In 1999, playing the deceased mother of a serial killer, she showed her comic side in a series of video flashbacks as the flamboyant host of a kitschy 1950s cooking show in Atom Egoyan's Felicia's Journey. In 2002 she won a Genie Award for best actress for her moving performance in Ararat, Egoyan's film about the Armenian genocide. In 2005, she was nominated for another Genie for her role in Sabah, a cross-cultural love story about a middle-aged Muslim woman of Syrian descent who falls for a handsome non-Muslim Canadian. She had small parts in Egoyan's Where the Truth Lies (2005) and Adoration (2009).

Other television appearances by Arsinée Khanjian include Egoyan's short "Sarabande" from the "Yo-Yo Ma Inspired by Bach" collection (1997), Finkleman's "Foreign Objects" (2000), and the series "Made in Canada" and "The Border." Other films include Code inconnu (2000), Fat Girl (2001) and La Masseria delle allodole (2007). She plays a doctor in Nobody Else But You (2011).

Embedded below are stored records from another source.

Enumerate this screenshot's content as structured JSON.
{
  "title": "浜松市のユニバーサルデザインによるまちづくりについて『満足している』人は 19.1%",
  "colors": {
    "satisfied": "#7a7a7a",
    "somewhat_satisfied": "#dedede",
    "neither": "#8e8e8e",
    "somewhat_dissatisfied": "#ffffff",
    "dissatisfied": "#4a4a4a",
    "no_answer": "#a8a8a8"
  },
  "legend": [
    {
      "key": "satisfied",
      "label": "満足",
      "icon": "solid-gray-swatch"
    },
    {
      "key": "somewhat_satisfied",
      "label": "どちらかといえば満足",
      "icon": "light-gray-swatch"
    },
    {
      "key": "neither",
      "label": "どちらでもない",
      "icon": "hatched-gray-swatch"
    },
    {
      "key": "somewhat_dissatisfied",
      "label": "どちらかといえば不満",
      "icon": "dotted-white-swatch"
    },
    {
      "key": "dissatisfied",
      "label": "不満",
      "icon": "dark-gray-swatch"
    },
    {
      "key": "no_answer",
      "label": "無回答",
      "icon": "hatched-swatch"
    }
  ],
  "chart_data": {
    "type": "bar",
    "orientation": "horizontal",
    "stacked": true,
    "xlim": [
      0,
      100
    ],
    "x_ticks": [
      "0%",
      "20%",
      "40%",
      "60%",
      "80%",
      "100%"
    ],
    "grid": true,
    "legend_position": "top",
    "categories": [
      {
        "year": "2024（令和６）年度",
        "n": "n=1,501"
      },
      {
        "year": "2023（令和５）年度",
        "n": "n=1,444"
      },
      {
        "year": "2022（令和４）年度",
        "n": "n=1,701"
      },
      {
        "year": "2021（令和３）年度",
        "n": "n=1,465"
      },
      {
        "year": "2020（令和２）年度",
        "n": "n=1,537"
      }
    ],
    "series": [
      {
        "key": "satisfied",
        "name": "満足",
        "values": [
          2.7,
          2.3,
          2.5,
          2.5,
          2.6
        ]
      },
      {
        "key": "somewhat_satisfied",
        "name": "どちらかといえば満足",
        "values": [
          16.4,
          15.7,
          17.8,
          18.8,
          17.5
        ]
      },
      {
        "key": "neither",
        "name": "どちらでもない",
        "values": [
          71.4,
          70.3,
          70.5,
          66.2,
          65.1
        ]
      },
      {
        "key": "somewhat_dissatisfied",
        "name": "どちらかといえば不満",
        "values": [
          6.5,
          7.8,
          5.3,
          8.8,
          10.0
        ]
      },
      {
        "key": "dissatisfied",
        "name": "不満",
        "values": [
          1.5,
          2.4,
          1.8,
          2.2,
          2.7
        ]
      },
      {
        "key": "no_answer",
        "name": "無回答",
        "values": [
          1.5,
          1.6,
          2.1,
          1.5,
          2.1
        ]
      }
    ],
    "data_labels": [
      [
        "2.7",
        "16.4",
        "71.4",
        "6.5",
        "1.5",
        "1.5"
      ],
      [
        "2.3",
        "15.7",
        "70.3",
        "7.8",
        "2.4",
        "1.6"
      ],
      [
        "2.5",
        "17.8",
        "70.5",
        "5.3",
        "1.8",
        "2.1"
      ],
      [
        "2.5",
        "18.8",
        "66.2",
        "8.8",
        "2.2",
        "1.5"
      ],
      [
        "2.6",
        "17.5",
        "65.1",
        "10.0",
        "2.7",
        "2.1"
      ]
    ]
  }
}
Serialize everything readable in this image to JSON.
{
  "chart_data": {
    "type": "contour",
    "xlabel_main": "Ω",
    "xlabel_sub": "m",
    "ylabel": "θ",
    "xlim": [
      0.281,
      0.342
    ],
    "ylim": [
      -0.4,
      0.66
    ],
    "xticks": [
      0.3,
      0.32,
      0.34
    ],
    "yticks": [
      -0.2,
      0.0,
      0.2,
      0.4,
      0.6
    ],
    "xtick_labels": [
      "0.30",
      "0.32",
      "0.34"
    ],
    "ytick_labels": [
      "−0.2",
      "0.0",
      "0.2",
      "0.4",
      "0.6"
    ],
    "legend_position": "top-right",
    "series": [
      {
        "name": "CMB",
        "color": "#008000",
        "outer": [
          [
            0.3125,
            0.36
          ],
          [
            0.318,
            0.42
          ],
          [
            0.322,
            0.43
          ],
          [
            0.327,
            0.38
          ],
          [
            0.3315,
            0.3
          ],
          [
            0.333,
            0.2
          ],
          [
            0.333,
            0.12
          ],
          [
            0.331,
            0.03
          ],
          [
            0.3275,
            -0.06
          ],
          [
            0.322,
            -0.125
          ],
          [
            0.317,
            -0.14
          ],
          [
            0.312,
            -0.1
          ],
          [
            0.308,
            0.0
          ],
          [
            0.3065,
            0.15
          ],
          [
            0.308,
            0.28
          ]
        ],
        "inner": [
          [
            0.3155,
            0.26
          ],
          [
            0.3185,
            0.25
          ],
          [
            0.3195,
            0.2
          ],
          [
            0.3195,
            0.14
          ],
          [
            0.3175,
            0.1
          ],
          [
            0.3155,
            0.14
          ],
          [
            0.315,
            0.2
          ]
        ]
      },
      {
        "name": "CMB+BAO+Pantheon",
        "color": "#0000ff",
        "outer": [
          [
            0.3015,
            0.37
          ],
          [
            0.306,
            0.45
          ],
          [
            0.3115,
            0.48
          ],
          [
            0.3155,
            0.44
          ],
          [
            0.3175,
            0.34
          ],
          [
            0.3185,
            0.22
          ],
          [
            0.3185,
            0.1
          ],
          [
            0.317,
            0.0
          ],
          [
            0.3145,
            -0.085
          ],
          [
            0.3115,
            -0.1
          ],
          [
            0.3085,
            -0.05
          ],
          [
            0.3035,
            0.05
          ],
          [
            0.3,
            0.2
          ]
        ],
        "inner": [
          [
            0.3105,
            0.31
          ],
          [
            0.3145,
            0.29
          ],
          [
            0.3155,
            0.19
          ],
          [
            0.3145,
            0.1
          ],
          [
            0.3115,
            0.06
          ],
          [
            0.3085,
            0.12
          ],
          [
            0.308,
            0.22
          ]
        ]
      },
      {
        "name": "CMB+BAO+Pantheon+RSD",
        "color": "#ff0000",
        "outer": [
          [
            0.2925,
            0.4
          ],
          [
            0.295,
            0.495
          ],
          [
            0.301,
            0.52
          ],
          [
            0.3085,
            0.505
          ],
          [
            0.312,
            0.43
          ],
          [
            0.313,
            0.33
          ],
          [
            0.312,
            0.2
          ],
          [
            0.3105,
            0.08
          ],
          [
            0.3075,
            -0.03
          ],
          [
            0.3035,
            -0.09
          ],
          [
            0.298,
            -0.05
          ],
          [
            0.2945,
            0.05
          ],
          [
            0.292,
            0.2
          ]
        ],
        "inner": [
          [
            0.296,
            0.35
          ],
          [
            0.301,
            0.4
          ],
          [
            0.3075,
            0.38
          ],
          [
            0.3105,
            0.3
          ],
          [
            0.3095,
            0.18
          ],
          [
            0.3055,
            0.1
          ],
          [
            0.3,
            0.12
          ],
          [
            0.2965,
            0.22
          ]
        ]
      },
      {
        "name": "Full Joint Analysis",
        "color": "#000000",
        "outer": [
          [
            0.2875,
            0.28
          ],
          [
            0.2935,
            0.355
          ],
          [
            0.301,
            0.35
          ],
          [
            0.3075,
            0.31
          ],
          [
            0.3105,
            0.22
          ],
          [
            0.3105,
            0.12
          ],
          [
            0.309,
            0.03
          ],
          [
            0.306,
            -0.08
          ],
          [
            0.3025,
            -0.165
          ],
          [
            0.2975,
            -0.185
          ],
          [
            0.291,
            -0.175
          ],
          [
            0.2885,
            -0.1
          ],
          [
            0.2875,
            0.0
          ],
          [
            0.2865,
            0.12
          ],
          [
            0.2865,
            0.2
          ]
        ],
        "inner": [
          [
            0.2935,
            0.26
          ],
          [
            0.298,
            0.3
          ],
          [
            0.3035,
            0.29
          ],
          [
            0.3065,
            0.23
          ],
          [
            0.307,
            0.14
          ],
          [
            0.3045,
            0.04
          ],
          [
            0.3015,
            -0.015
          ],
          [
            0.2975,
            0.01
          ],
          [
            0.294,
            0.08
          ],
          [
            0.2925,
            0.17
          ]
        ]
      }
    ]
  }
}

Arsinée Khanjian is a successful stage actor as well as in film. For Theatre Passe Muraille in Toronto she starred in Wedding Day at the Cro-Magnons (1996) and Beast on the Moon (1997). She appeared in Dancing at Lughnasa (1999, 2000), which toured to Switzerland, France, Japan and Germany. She starred in Goethe's Stella (2001) in France and Switzerland and starred in Counterfeit Secrets (2002) and Home Is My Road (2003). She was nominated for a Dora Award for her role as an Iraqi mother in Judith Thompson's Palace of the End (2008).

In 2002 Arsinée Khanjian was awarded the Queen's Golden Jubilee Medal and in 2005 she received the Crystal Award for Creative Excellence by Women in Film and Television.